Not-so-sweet consequences
 
Salmonella bacteria are carried by insects and birds and housed in the intestinal tracts of many wild and domestic animals not sickened by the germs. Additionally, the bacteria reproduce in warm conditions, said Knodler, such as potato salad left under the sun or thawed chicken on a countertop.
 
How, then, can a newly-cracked egg contaminate a bowl of raw cookie dough? A chicken carrying salmonella can pass it on to the yolk while the egg is being formed, said Knodler.
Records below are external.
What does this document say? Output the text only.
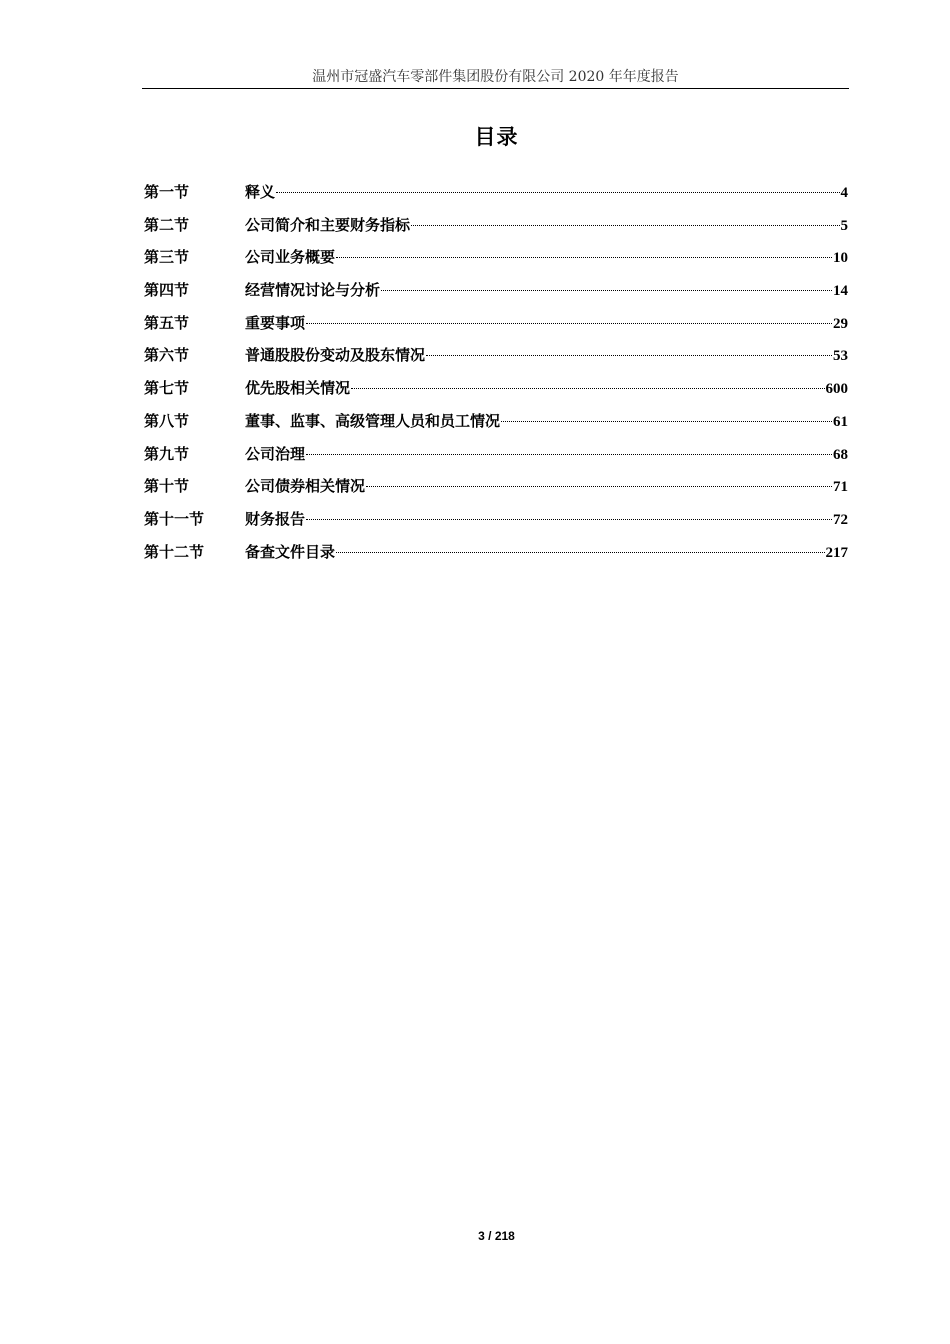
温州市冠盛汽车零部件集团股份有限公司 2020 年年度报告
目录
第一节	释义	4
第二节	公司简介和主要财务指标	5
第三节	公司业务概要	10
第四节	经营情况讨论与分析	14
第五节	重要事项	29
第六节	普通股股份变动及股东情况	53
第七节	优先股相关情况	600
第八节	董事、监事、高级管理人员和员工情况	61
第九节	公司治理	68
第十节	公司债券相关情况	71
第十一节	财务报告	72
第十二节	备查文件目录	217
3 / 218
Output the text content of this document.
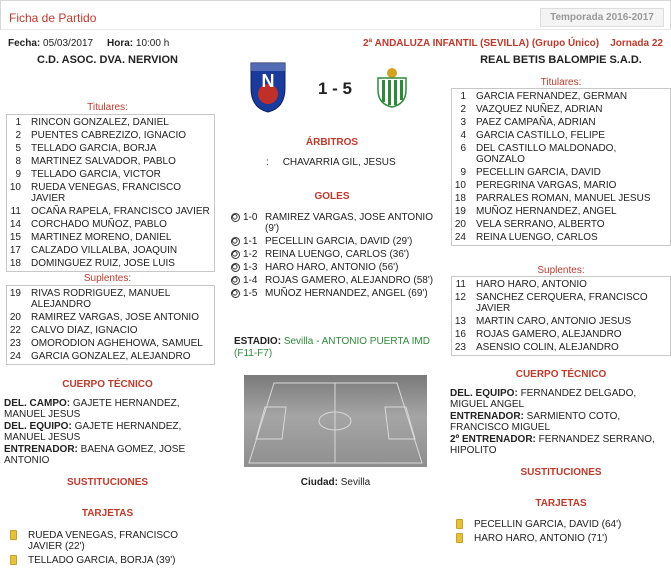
Ficha de Partido	Temporada 2016-2017
Fecha: 05/03/2017 Hora: 10:00 h	2ª ANDALUZA INFANTIL (SEVILLA) (Grupo Único) Jornada 22
C.D. ASOC. DVA. NERVION	REAL BETIS BALOMPIE S.A.D.
N	1 - 5
Titulares:
1	RINCON GONZALEZ, DANIEL
2	PUENTES CABREZIZO, IGNACIO
5	TELLADO GARCIA, BORJA
8	MARTINEZ SALVADOR, PABLO
9	TELLADO GARCIA, VICTOR
10	RUEDA VENEGAS, FRANCISCO JAVIER
11	OCAÑA RAPELA, FRANCISCO JAVIER
14	CORCHADO MUÑOZ, PABLO
15	MARTINEZ MORENO, DANIEL
17	CALZADO VILLALBA, JOAQUIN
18	DOMINGUEZ RUIZ, JOSE LUIS
Suplentes:
19	RIVAS RODRIGUEZ, MANUEL ALEJANDRO
20	RAMIREZ VARGAS, JOSE ANTONIO
22	CALVO DIAZ, IGNACIO
23	OMORODION AGHEHOWA, SAMUEL
24	GARCIA GONZALEZ, ALEJANDRO
CUERPO TÉCNICO
DEL. CAMPO: GAJETE HERNANDEZ, MANUEL JESUS
DEL. EQUIPO: GAJETE HERNANDEZ, MANUEL JESUS
ENTRENADOR: BAENA GOMEZ, JOSE ANTONIO
SUSTITUCIONES
TARJETAS
RUEDA VENEGAS, FRANCISCO JAVIER (22')
TELLADO GARCIA, BORJA (39')
ÁRBITROS
: CHAVARRIA GIL, JESUS
GOLES
1-0 RAMIREZ VARGAS, JOSE ANTONIO (9')
1-1 PECELLIN GARCIA, DAVID (29')
1-2 REINA LUENGO, CARLOS (36')
1-3 HARO HARO, ANTONIO (56')
1-4 ROJAS GAMERO, ALEJANDRO (58')
1-5 MUÑOZ HERNANDEZ, ANGEL (69')
ESTADIO: Sevilla - ANTONIO PUERTA IMD (F11-F7)
Ciudad: Sevilla
Titulares:
1	GARCIA FERNANDEZ, GERMAN
2	VAZQUEZ NUÑEZ, ADRIAN
3	PAEZ CAMPAÑA, ADRIAN
4	GARCIA CASTILLO, FELIPE
6	DEL CASTILLO MALDONADO, GONZALO
9	PECELLIN GARCIA, DAVID
10	PEREGRINA VARGAS, MARIO
18	PARRALES ROMAN, MANUEL JESUS
19	MUÑOZ HERNANDEZ, ANGEL
20	VELA SERRANO, ALBERTO
24	REINA LUENGO, CARLOS
Suplentes:
11	HARO HARO, ANTONIO
12	SANCHEZ CERQUERA, FRANCISCO JAVIER
13	MARTIN CARO, ANTONIO JESUS
16	ROJAS GAMERO, ALEJANDRO
23	ASENSIO COLIN, ALEJANDRO
CUERPO TÉCNICO
DEL. EQUIPO: FERNANDEZ DELGADO, MIGUEL ANGEL
ENTRENADOR: SARMIENTO COTO, FRANCISCO MIGUEL
2º ENTRENADOR: FERNANDEZ SERRANO, HIPOLITO
SUSTITUCIONES
TARJETAS
PECELLIN GARCIA, DAVID (64')
HARO HARO, ANTONIO (71')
Also, eggs can turn bad when not handled properly during processing.
 
“High temperatures kill the bacteria,” she said. “That’s why people are urged to eat eggs that are cooked, not ones that are raw.”
 
So the next time you sneak a bite of unbaked cookie dough, consider the hidden hazard that may lurk: a mass of cellular, needle-nosed bullets propelled by six tails – all patiently waiting to trick your guard cells and infect you.